3.1 - Probability Distributions: Discrete Random Variables

For a discrete random variable, its probability distribution (also called the probability distribution function) is any table, graph, or formula that gives each possible value and the probability of that value. Note : The total of all probabilities across the distribution must be 1, and each individual probability must be between 0 and 1, inclusive.

Examples:

(1) Probability Distribution for Number of Heads in 4 flips of a coin.
Heads

0

1

2

3

4

Probability

1/16

4/16

6/16

4/16

1/16

This could be found by listing all 16 possible sequences of heads and tails for four flips, and then counting how many sequences there are for each possible number of heads.

(2) Probabilty Distribution for number of tattoos each student has in a population of students.
Tattoos

0

1

2

3

4

Probability

0.850

0.120

0.015

0.010

0.005

This could be found be doing a census of a large student population.

Cumulative Probabilities

Often, we wish to know the probability that a variable is less than or equal to some value. This is called the cumulative probability because to find the answer, we simply add probabilities for all values qualifying as "less than or equal" to the specified value.

Example: Suppose we want to know the probability that the number of heads in four flips is 1 or less. The qualifying values are 0 and 1, so we add probabilities for those two possibilities.

\( P(X<2)=P(X \leq 1 )=P(X=0)+P(X=1)=(1/16)+(4/16)=5/16 \)

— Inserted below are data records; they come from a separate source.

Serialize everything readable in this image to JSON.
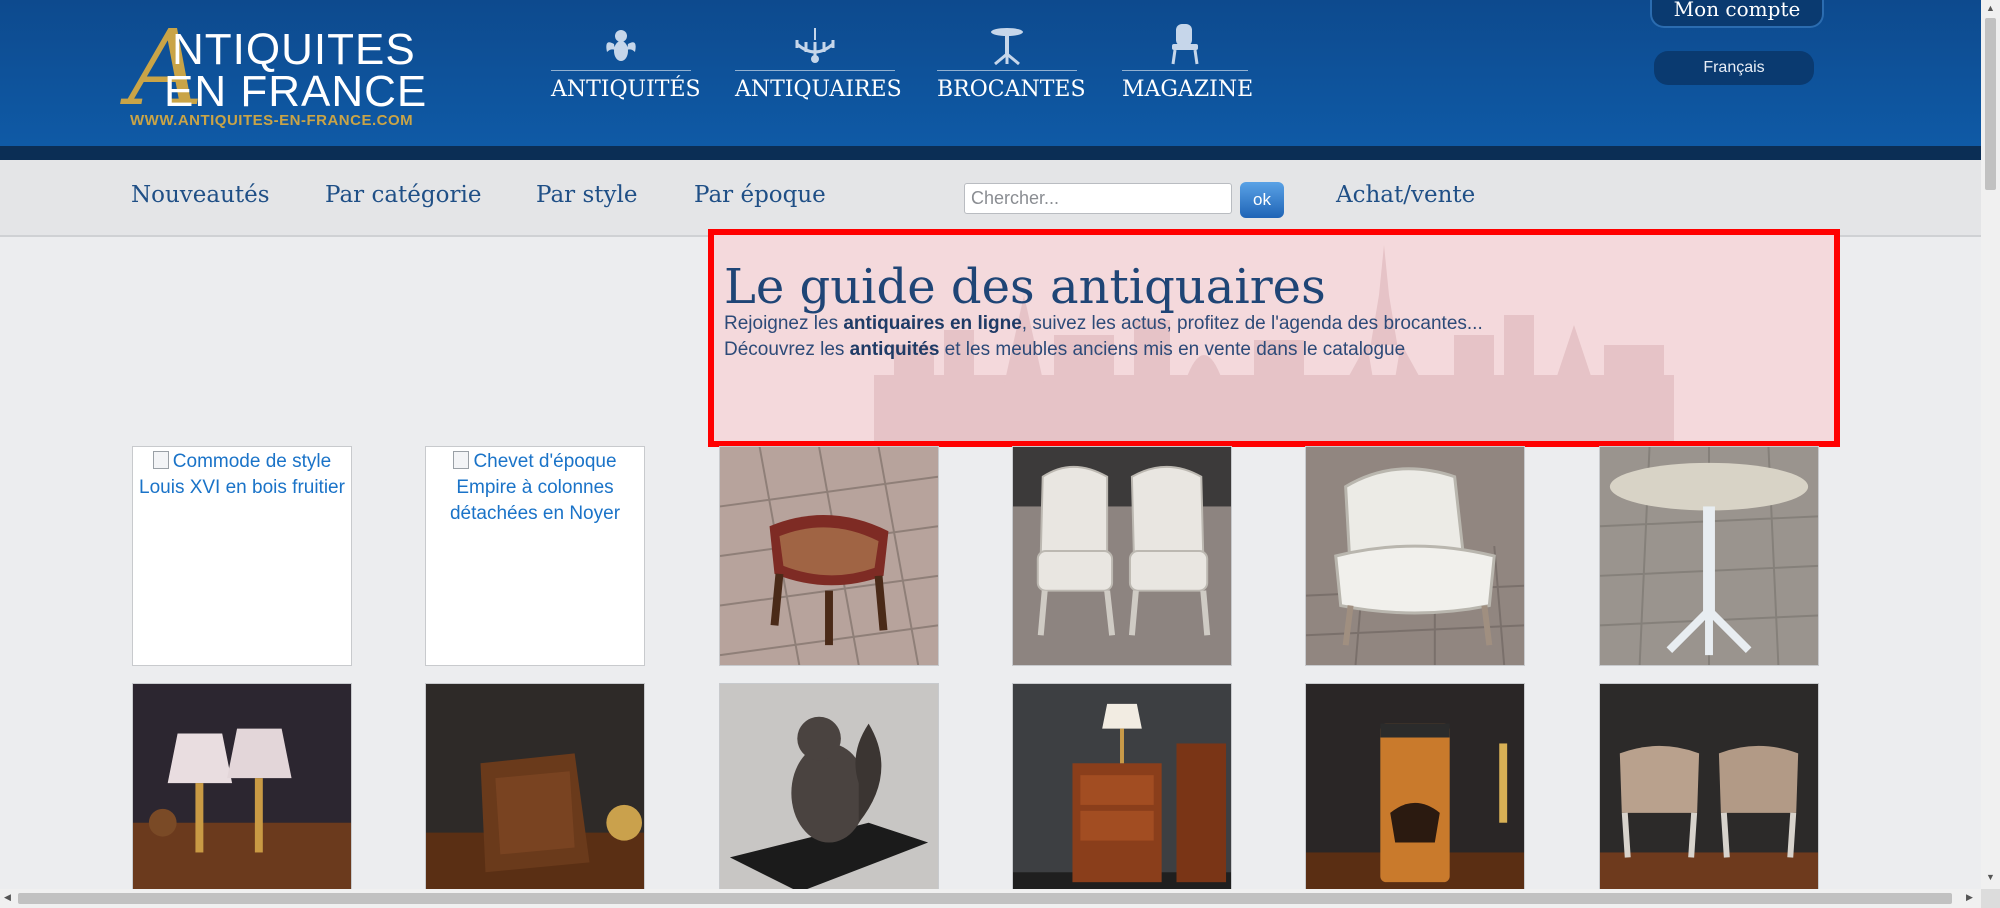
{
  "logo": {
    "line1": "NTIQUITES",
    "big_letter": "A",
    "line2": "EN FRANCE",
    "url": "WWW.ANTIQUITES-EN-FRANCE.COM",
    "gold": "#c9a447"
  },
  "topnav": [
    {
      "label": "ANTIQUITÉS",
      "icon": "cherub-icon"
    },
    {
      "label": "ANTIQUAIRES",
      "icon": "chandelier-icon"
    },
    {
      "label": "BROCANTES",
      "icon": "pedestal-table-icon"
    },
    {
      "label": "MAGAZINE",
      "icon": "chair-icon"
    }
  ],
  "account": {
    "label": "Mon compte"
  },
  "language": {
    "label": "Français"
  },
  "subnav": {
    "links": [
      "Nouveautés",
      "Par catégorie",
      "Par style",
      "Par époque"
    ],
    "search_placeholder": "Chercher...",
    "search_button": "ok",
    "extra_link": "Achat/vente"
  },
  "guide": {
    "title": "Le guide des antiquaires",
    "line1_pre": "Rejoignez les ",
    "line1_bold": "antiquaires en ligne",
    "line1_post": ", suivez les actus, profitez de l'agenda des brocantes...",
    "line2_pre": "Découvrez les ",
    "line2_bold": "antiquités",
    "line2_post": " et les meubles anciens mis en vente dans le catalogue"
  },
  "grid": {
    "row1": [
      {
        "alt": "Commode de style Louis XVI en bois fruitier",
        "broken": true
      },
      {
        "alt": "Chevet d'époque Empire à colonnes détachées en Noyer",
        "broken": true
      },
      {
        "alt": "",
        "scene": "stool-on-tiles"
      },
      {
        "alt": "",
        "scene": "pair-armchairs"
      },
      {
        "alt": "",
        "scene": "armchair"
      },
      {
        "alt": "",
        "scene": "marble-table"
      }
    ],
    "row2": [
      {
        "alt": "",
        "scene": "pair-lamps"
      },
      {
        "alt": "",
        "scene": "wooden-box"
      },
      {
        "alt": "",
        "scene": "bronze-squirrel"
      },
      {
        "alt": "",
        "scene": "nightstand"
      },
      {
        "alt": "",
        "scene": "vase"
      },
      {
        "alt": "",
        "scene": "pair-stools"
      }
    ]
  },
  "colors": {
    "header_blue": "#0f5aa6",
    "link_blue": "#1f4f86",
    "highlight_red": "#ff0000",
    "highlight_fill": "#f4d9dc"
  }
}
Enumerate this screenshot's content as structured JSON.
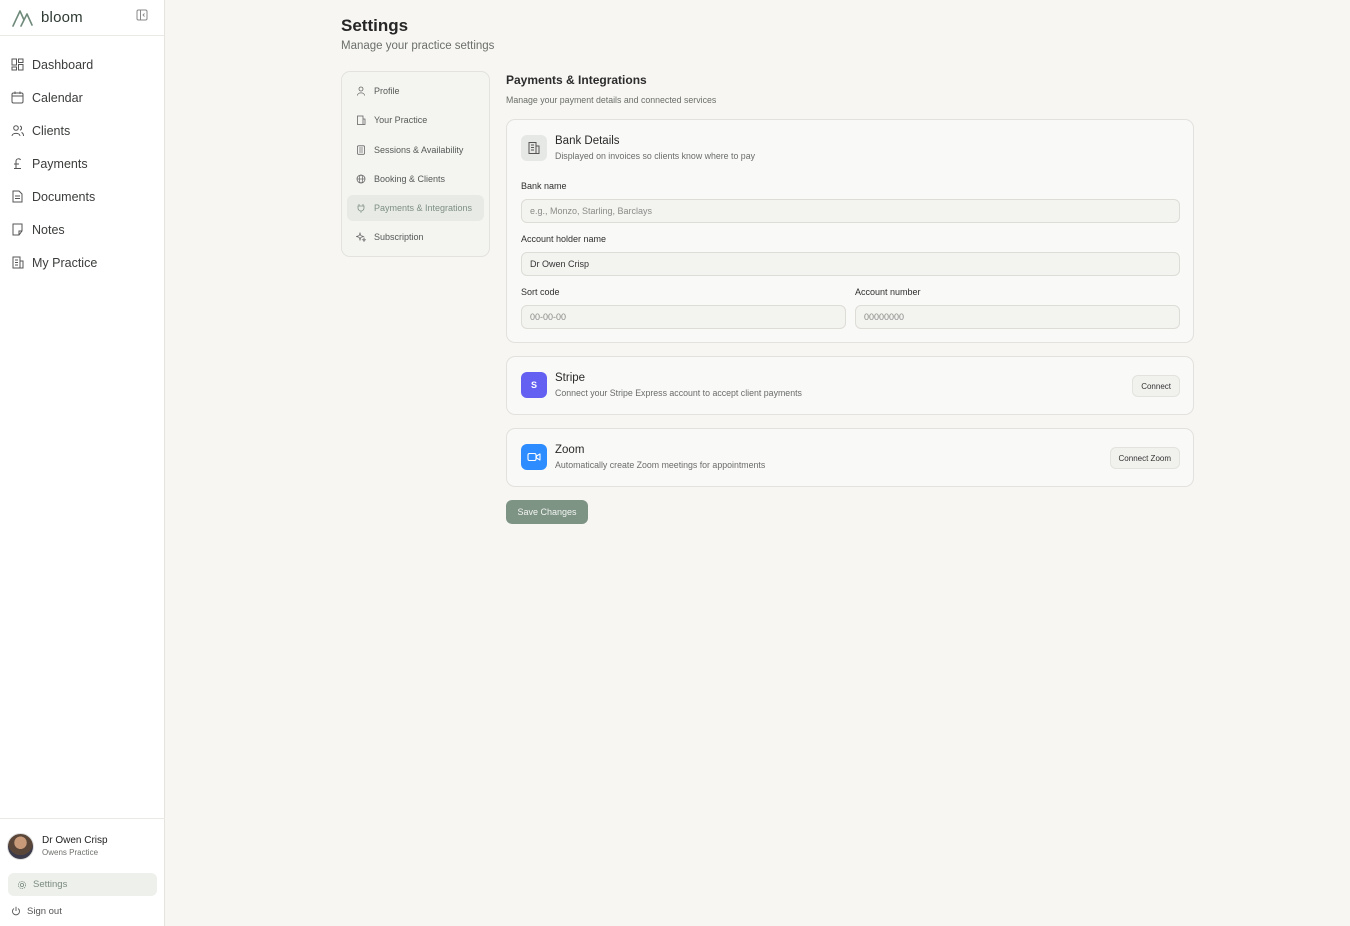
{
  "brand": {
    "name": "bloom"
  },
  "sidebar": {
    "items": [
      {
        "label": "Dashboard",
        "icon": "dashboard-icon"
      },
      {
        "label": "Calendar",
        "icon": "calendar-icon"
      },
      {
        "label": "Clients",
        "icon": "users-icon"
      },
      {
        "label": "Payments",
        "icon": "pound-icon"
      },
      {
        "label": "Documents",
        "icon": "document-icon"
      },
      {
        "label": "Notes",
        "icon": "note-icon"
      },
      {
        "label": "My Practice",
        "icon": "building-icon"
      }
    ],
    "user": {
      "name": "Dr Owen Crisp",
      "practice": "Owens Practice"
    },
    "settings_label": "Settings",
    "signout_label": "Sign out"
  },
  "page": {
    "title": "Settings",
    "subtitle": "Manage your practice settings"
  },
  "settings_nav": {
    "items": [
      {
        "label": "Profile",
        "icon": "user-icon"
      },
      {
        "label": "Your Practice",
        "icon": "building-icon"
      },
      {
        "label": "Sessions & Availability",
        "icon": "calendar-grid-icon"
      },
      {
        "label": "Booking & Clients",
        "icon": "globe-icon"
      },
      {
        "label": "Payments & Integrations",
        "icon": "plug-icon",
        "active": true
      },
      {
        "label": "Subscription",
        "icon": "sparkles-icon"
      }
    ]
  },
  "section": {
    "title": "Payments & Integrations",
    "subtitle": "Manage your payment details and connected services"
  },
  "bank": {
    "title": "Bank Details",
    "desc": "Displayed on invoices so clients know where to pay",
    "bank_name_label": "Bank name",
    "bank_name_placeholder": "e.g., Monzo, Starling, Barclays",
    "bank_name_value": "",
    "holder_label": "Account holder name",
    "holder_value": "Dr Owen Crisp",
    "sort_label": "Sort code",
    "sort_placeholder": "00-00-00",
    "account_label": "Account number",
    "account_placeholder": "00000000"
  },
  "stripe": {
    "icon_letter": "S",
    "title": "Stripe",
    "desc": "Connect your Stripe Express account to accept client payments",
    "button": "Connect"
  },
  "zoom": {
    "title": "Zoom",
    "desc": "Automatically create Zoom meetings for appointments",
    "button": "Connect Zoom"
  },
  "save_label": "Save Changes",
  "colors": {
    "accent": "#7d9384",
    "stripe": "#6360f2",
    "zoom": "#2d8cff",
    "background": "#f7f6f3"
  }
}
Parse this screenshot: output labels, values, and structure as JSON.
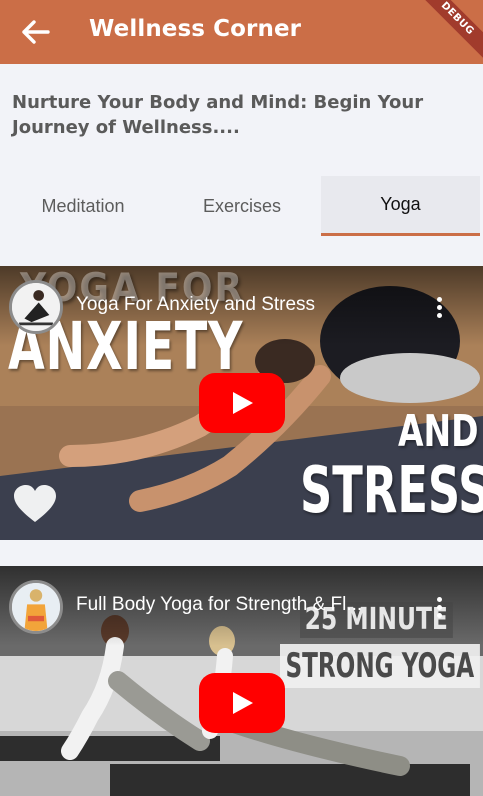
{
  "appbar": {
    "title": "Wellness Corner",
    "back_icon": "arrow-left-icon",
    "debug_label": "DEBUG"
  },
  "intro": {
    "text": "Nurture Your Body and Mind: Begin Your Journey of Wellness...."
  },
  "tabs": [
    {
      "label": "Meditation",
      "selected": false
    },
    {
      "label": "Exercises",
      "selected": false
    },
    {
      "label": "Yoga",
      "selected": true
    }
  ],
  "videos": [
    {
      "title": "Yoga For Anxiety and Stress",
      "thumbnail_text": {
        "line1": "YOGA FOR",
        "line2": "ANXIETY",
        "line3": "AND",
        "line4": "STRESS"
      }
    },
    {
      "title": "Full Body Yoga for Strength & Fl...",
      "thumbnail_text": {
        "line1": "25 MINUTE",
        "line2": "STRONG YOGA"
      }
    }
  ],
  "colors": {
    "appbar": "#cb6e47",
    "tab_indicator": "#cb6e47",
    "play_button": "#ff0000",
    "background": "#f2f3f8"
  }
}
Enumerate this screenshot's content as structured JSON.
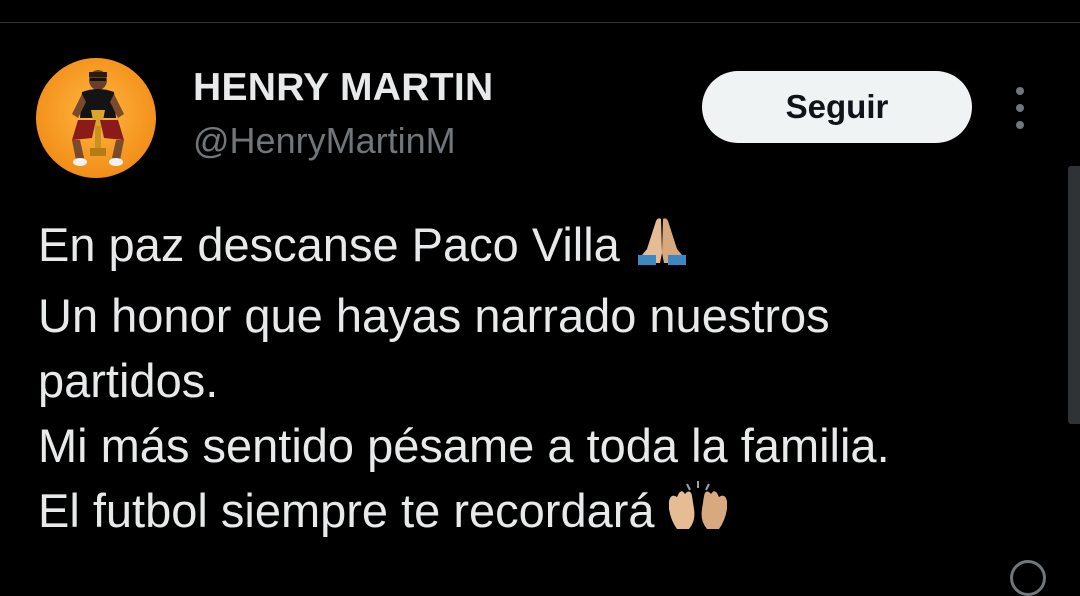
{
  "account": {
    "display_name": "HENRY MARTIN",
    "handle": "@HenryMartinM",
    "avatar_icon": "profile-photo-avatar"
  },
  "actions": {
    "follow_label": "Seguir",
    "more_icon": "more-options-vertical-dots-icon"
  },
  "tweet": {
    "lines": [
      "En paz descanse Paco Villa",
      "Un honor que hayas narrado nuestros",
      "partidos.",
      "Mi más sentido pésame a toda la familia.",
      "El futbol siempre te recordará"
    ],
    "emojis": {
      "line_1": "folded-hands-emoji",
      "line_5": "raising-hands-emoji"
    }
  },
  "colors": {
    "background": "#000000",
    "primary_text": "#e7e9ea",
    "secondary_text": "#71767b",
    "follow_button_bg": "#eff3f4",
    "follow_button_text": "#0f1419"
  }
}
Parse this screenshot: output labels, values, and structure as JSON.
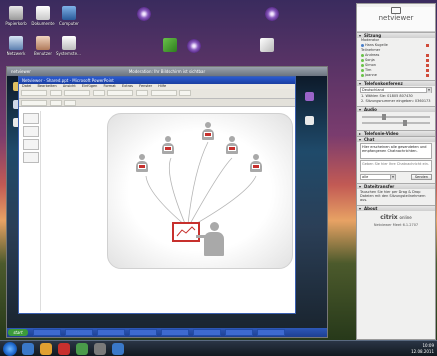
{
  "desktop_icons": [
    {
      "label": "Papierkorb",
      "icon": "recycle-bin-icon"
    },
    {
      "label": "Dokumente",
      "icon": "documents-icon"
    },
    {
      "label": "Computer",
      "icon": "computer-icon"
    },
    {
      "label": "Netzwerk",
      "icon": "network-icon"
    },
    {
      "label": "Benutzer",
      "icon": "user-icon"
    },
    {
      "label": "Systemsteuerung",
      "icon": "control-panel-icon"
    }
  ],
  "remote_window": {
    "title": "netviewer",
    "center_title": "Moderation: Ihr Bildschirm ist sichtbar"
  },
  "app_window": {
    "title": "Netviewer - Shared.ppt - Microsoft PowerPoint",
    "menu": [
      "Datei",
      "Bearbeiten",
      "Ansicht",
      "Einfügen",
      "Format",
      "Extras",
      "Fenster",
      "Hilfe"
    ]
  },
  "remote_taskbar": {
    "start_label": "start"
  },
  "panel": {
    "brand": "netviewer",
    "sections": {
      "sitzung": "Sitzung",
      "telefon": "Telefonkonferenz",
      "audio": "Audio",
      "telefon_video": "Telefonie-Video",
      "chat": "Chat",
      "dateitransfer": "Dateitransfer",
      "about": "About"
    },
    "moderator_label": "Moderator",
    "moderator_name": "Hans Kugelle",
    "participants_label": "Teilnehmer",
    "participants": [
      "Andreas",
      "Sonja",
      "Simon",
      "Tim",
      "Joanne"
    ],
    "country": "Deutschland",
    "dial_label": "1. Wählen Sie:",
    "dial_number": "01805 807430",
    "pin_label": "2. Sitzungsnummer eingeben:",
    "pin_value": "0360173",
    "chat_text": "Hier erscheinen alle gesendeten und empfangenen Chatnachrichten.",
    "chat_input_placeholder": "Geben Sie hier Ihre Chatnachricht ein.",
    "chat_recipient": "alle",
    "send_label": "Senden",
    "file_hint": "Tauschen Sie hier per Drag & Drop Dateien mit den Sitzungsteilnehmern aus.",
    "citrix_brand": "citrix",
    "citrix_suffix": "online",
    "version": "Netviewer Meet 6.1.2707"
  },
  "clock": {
    "time": "10:09",
    "date": "12.08.2011"
  },
  "colors": {
    "accent": "#c7302d",
    "panel_bg": "#f0f0ef"
  }
}
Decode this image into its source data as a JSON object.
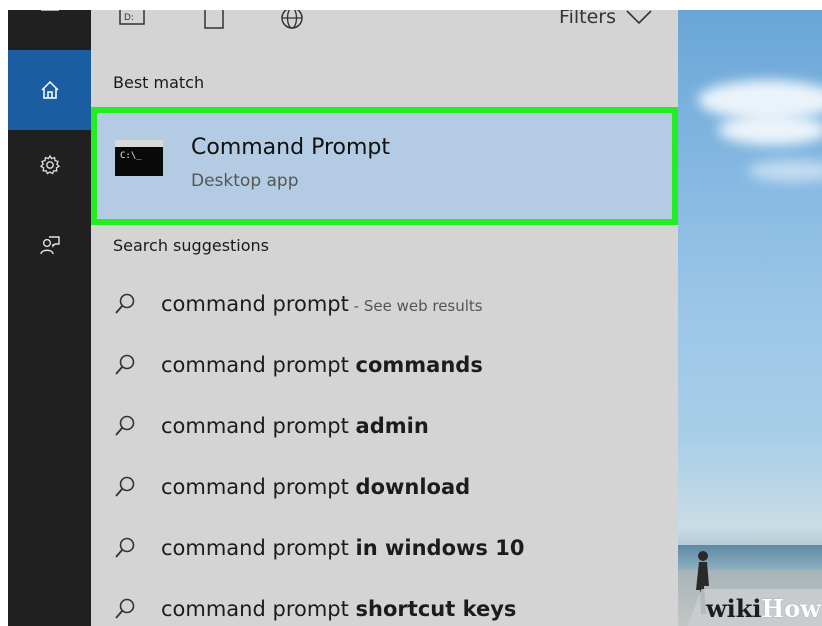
{
  "top_bar": {
    "filters_label": "Filters"
  },
  "sections": {
    "best_match_label": "Best match",
    "suggestions_label": "Search suggestions"
  },
  "best_match": {
    "title": "Command Prompt",
    "subtitle": "Desktop app",
    "icon_text": "C:\\_",
    "highlight_color": "#22ee22"
  },
  "suggestions": [
    {
      "prefix": "command prompt",
      "suffix": "",
      "hint": " - See web results"
    },
    {
      "prefix": "command prompt ",
      "suffix": "commands",
      "hint": ""
    },
    {
      "prefix": "command prompt ",
      "suffix": "admin",
      "hint": ""
    },
    {
      "prefix": "command prompt ",
      "suffix": "download",
      "hint": ""
    },
    {
      "prefix": "command prompt ",
      "suffix": "in windows 10",
      "hint": ""
    },
    {
      "prefix": "command prompt ",
      "suffix": "shortcut keys",
      "hint": ""
    }
  ],
  "watermark": {
    "part1": "wiki",
    "part2": "How"
  },
  "colors": {
    "rail_bg": "#202020",
    "rail_active": "#1a5ea1",
    "panel_bg": "#d4d4d4",
    "selection_bg": "#b3cce3"
  }
}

The cumulative distribution is a listing of all possible values along with the cumulative probability for each value

Examples:

(1) Probability Distribution and Cumulative Distribution for Number of Heads in 4 flips.
Heads

0

1

2

3

4

Probability

1/16

4/16

6/16

4/16

1/16

Cumulative Probability

1/16

5/16

11/16

15/16

1

Each cumulative probability was found by adding probabilities (in second row) up to the particular column of the table. As an example, for 2 heads, we add probabilities for 0, 1, and 2 heads to get 11/16. This is the probability the number of heads is two or less.

(2) Probability Distribution and Cumulative Distribution for number of tattoos each student has in a population of students.
Tattoos

0

1

2

3

4

Probability

0.850

0.120

0.015

0.010

0.005

Cumulative Probability

0.850

0.970

0.985

0.995

1

As an example, probability a randomly selected student has 2 or fewer tattoos = 0.985 (calculated as 0.850 + 0.120 + 0.015).